If you know someone struggling with an addiction, or in recovery, Owens says that educating yourself about substance use disorders can be the best first step to being supportive.

“A lot of people think it’s a conscious choice,” Owens said. “In reality, we know that substance use disorders are chronic medical conditions that require specialized treatment, and that recovery is a lifelong process.”

If someone opens up about an addiction, embrace that and let them share their story.

How to Help

Substance use disorder manifests in different ways for different people. Some may maintain high grades or keep up responsibilities while struggling in other ways. For some high-achieving students, it can be hard to identify even in themselves.

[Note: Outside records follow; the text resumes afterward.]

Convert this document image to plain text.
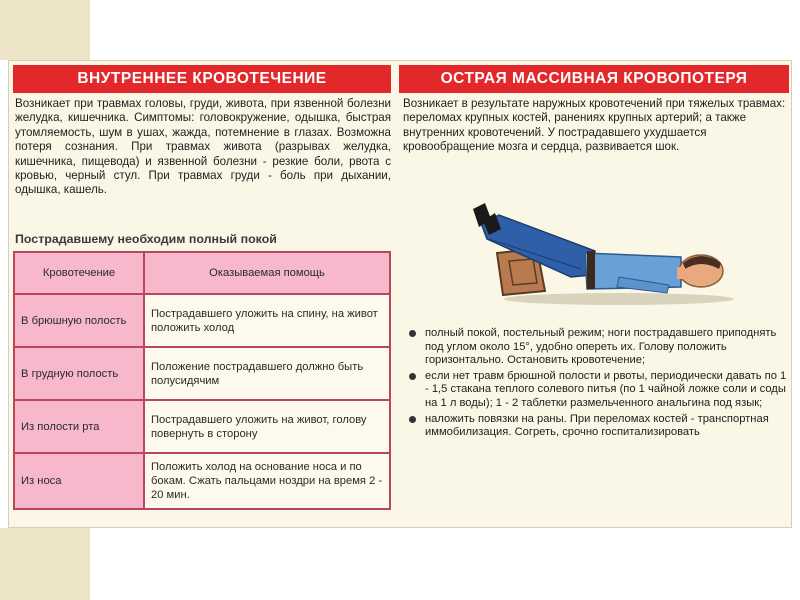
ВНУТРЕННЕЕ КРОВОТЕЧЕНИЕ

Возникает при травмах головы, груди, живота, при язвенной болезни желудка, кишечника. Симптомы: головокружение, одышка, быстрая утомляемость, шум в ушах, жажда, потемнение в глазах. Возможна потеря сознания. При травмах живота (разрывах желудка, кишечника, пищевода) и язвенной болезни - резкие боли, рвота с кровью, черный стул. При травмах груди - боль при дыхании, одышка, кашель.

Пострадавшему необходим полный покой
Кровотечение	Оказываемая помощь
В брюшную полость	Пострадавшего уложить на спину, на живот положить холод
В грудную полость	Положение пострадавшего должно быть полусидячим
Из полости рта	Пострадавшего уложить на живот, голову повернуть в сторону
Из носа	Положить холод на основание носа и по бокам. Сжать пальцами ноздри на время 2 - 20 мин.
ОСТРАЯ МАССИВНАЯ КРОВОПОТЕРЯ

Возникает в результате наружных кровотечений при тяжелых травмах: переломах крупных костей, ранениях крупных артерий; а также внутренних кровотечений. У пострадавшего ухудшается кровообращение мозга и сердца, развивается шок.

полный покой, постельный режим; ноги пострадавшего приподнять под углом около 15°, удобно опереть их. Голову положить горизонтально. Остановить кровотечение;
если нет травм брюшной полости и рвоты, периодически давать по 1 - 1,5 стакана теплого солевого питья (по 1 чайной ложке соли и соды на 1 л воды); 1 - 2 таблетки размельченного анальгина под язык;
наложить повязки на раны. При переломах костей - транспортная иммобилизация. Согреть, срочно госпитализировать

A few warning signs to look for:

  • Changes in appetite or sleep patterns.
  • Sudden weight loss or weight gain.
  • Skipping class, declining grades, or getting in trouble at school.
  • Sudden changes in relationships, friends, favorite hangouts, or hobbies.
  • Unexplained or confusing change in personality and/or attitude.
  • Periods of unusual hyperactivity or agitation.
  • Demanding more privacy — such as locking doors or avoiding eye contact.
  • Impaired coordination, injuries/accidents/bruises that they won’t or can’t tell you about (they don’t know how they got hurt).